The wedges, the four of them, were beaten and battered front and rear. Before anything else, they needed to be made right.
The four were more or less identical three pound splitting wedges. Three of them have been around since forever; I don't know where they originally came from. The fourth one I found on the side of the road last year; I literally reached down and picked it up while stuck in stop-and-go traffic on Beast.
They all exhibited a certain degree of mushrooming. The mushrooming is the main focus of my efforts. I remember a few decades ago, splitting with a mushroomed wedge and a sledge hammer on a cool Vermont fall day. There was pinging sound, and I felt a sting in my bicep. There I found a hot chip of steel, hooked with a little barb, stuck in my skin. I was lucky; people have been killed by flying bits of wedge shrapnel.

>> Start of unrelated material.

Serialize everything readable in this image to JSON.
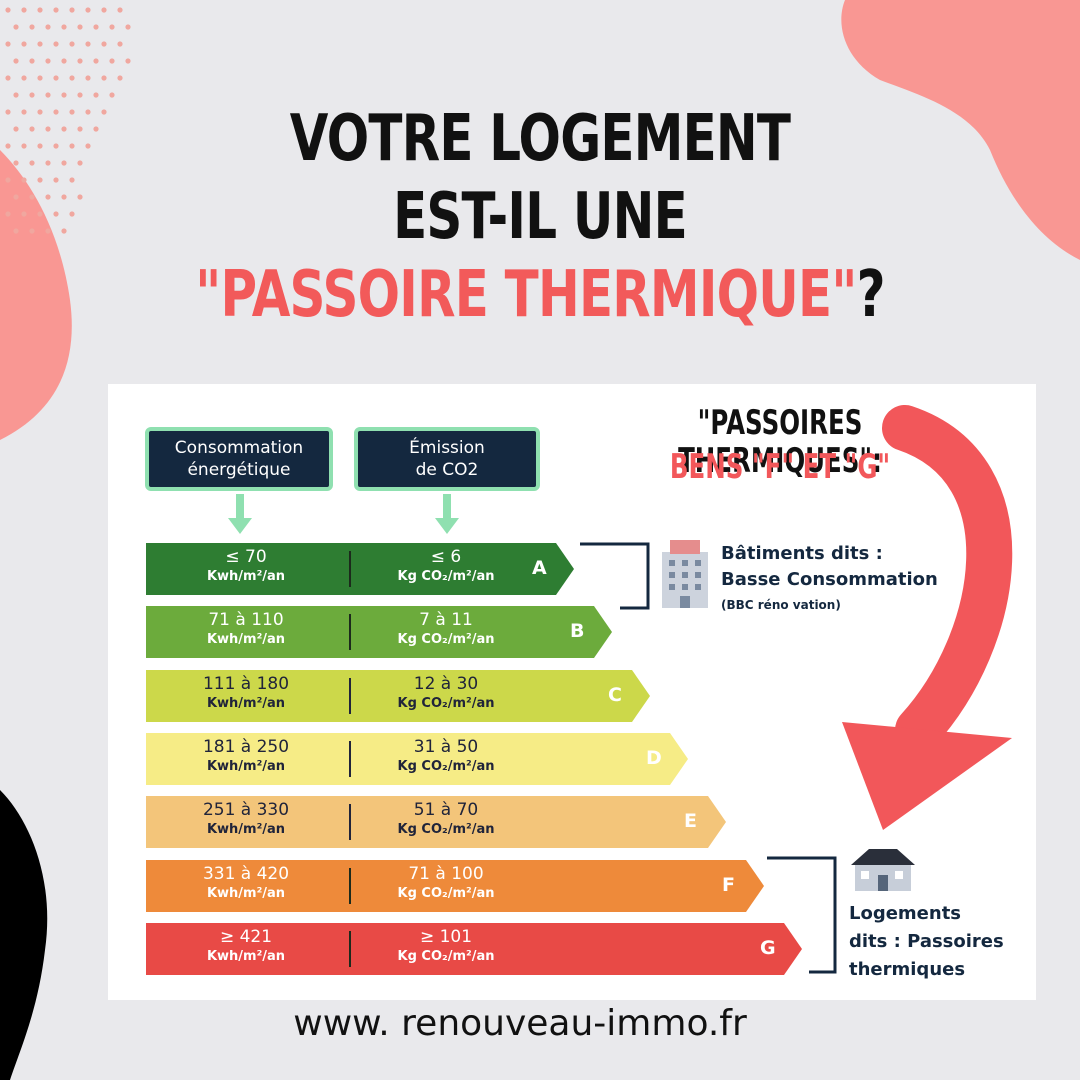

So I grabbed the hand grinder and set to work. Four objects, four facets, four edges, two facets. A section of log served as the workbench; my workpiece was held in place by another wedge and braced by my foot. A spray of orange sparks splashed faintly across the log and my shoe in the brilliant fall sunlight.
The deformed metal slowly burned away, transformed into a hundred thousand tiny grains of oxide hanging on the air. The facets of the wedge slowly reemerged as brilliant gleaming silver planes, intersecting as crisp sharp angles. When the facets were all plane, I ground the corners away, leaving gently rounded intersections less prone to deformation and mushrooming.
Grind, turn, grind, turn, grind. The world around me disappears, focusing down to the intersection of a rapidly rotating abrasive wheel, a three pound chunk of steel, a spray of orange sparks, the desired geometry. The hazard of deformation reduced, utility can be addressed.
A splitting wedge does not have or need a cutting edge, like an ax. It works by separating wood fibers; it is less effective if it cuts those fibers instead. But, a blunt edge will not make that first bite into the end grain; it will take more effort and more time. So some edge is desirable, and unlike the reshaping of the deformed metal at the blunt end, restoring the narrow end takes but a pass or two with the grinder.
Deformation removed, edges restored, the wedges are returned to their original form. I take them inside, scrub them down, and warm them over the stove to thoroughly dry them. I then repaint the sides a bright red to make them stand out in the litter and clutter of a woodyard, where the native dull color of steel seems to blend right into the background.
Four objects, four facets, four edges, two facets. Meditation done, now the work can begin.